Viv Martin was our key speaker and to commence the afternoon there was a short tribute for ANZAC Day ‘to the fallen’ and Viv noted his family’s particular loss Private Charles Martin, his father’s brother, who was killed at Pozières in 1916.

Viv’s father, John Kenneth Martin, was an Army Chaplain during the Second World War and we were able to ‘visit’ many of his postings through the wonderful collection of images that Viv has amassed.
Ordained as a Church of Christ minister, ‘J’K had many postings throughout Queensland, Victoria and Tasmania. The family were living in Ballarat when Viv was a youngster between 1942 and 1946 and after the war moved to Bendigo where his father had a career change and became a chiropodist.

A presentation was made to June Whiffin for her organisation of our participation in the Eaglehawk Dahlia and Arts Festival.
Derek presenting flowers to June, Viv Martin and selected players
March Events - see Recent Galleries

February Meeting

Our guest was noted Australian children's authour Hazel Edwards and her topic was "Writing a Non-Boring Family History". 
We learnt the the Federal Government gave Prince Fredrick and Princess Mary books written by hazel as presents for their children.
Hazel is a 2012 Australian Ambassador for the national Reading Program.
Hazel told us of her universal secrets for writing, which she suggested could also be applied when writing Family History.

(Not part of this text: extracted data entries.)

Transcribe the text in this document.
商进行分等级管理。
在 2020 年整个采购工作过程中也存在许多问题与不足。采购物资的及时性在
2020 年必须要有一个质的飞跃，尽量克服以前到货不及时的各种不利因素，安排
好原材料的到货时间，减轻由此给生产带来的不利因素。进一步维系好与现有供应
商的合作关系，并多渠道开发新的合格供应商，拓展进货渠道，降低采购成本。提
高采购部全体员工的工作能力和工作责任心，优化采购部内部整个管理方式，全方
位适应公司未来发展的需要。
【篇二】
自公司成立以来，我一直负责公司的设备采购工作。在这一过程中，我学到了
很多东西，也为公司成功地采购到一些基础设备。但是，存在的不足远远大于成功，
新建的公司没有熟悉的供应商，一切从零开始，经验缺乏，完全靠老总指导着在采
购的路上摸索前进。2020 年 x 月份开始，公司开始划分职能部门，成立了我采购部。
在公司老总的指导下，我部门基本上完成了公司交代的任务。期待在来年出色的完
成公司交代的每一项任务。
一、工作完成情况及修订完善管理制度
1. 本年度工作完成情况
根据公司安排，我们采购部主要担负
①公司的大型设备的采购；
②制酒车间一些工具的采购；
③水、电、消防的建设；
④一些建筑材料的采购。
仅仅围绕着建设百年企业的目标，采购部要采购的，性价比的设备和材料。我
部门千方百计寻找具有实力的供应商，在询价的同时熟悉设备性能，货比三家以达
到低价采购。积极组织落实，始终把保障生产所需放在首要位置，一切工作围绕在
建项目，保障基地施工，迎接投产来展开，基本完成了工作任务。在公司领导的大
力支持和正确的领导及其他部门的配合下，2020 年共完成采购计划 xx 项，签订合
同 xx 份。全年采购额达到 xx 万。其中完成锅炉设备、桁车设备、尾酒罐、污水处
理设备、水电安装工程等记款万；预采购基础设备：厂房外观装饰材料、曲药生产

Hazel Edwards showing members some of her books
These included the importance of anecdotes, a catchy title, coming from an unusual perspective such as that of an animal or an item of relevance, resist telling the story chronologically if starting with an important event can grab the readers interest and/or sharing "heroes" not just dates about dead people.
The meeting began with a rousing rendition of Trelawny ended with the usual expansive spread.  A great time was had by all.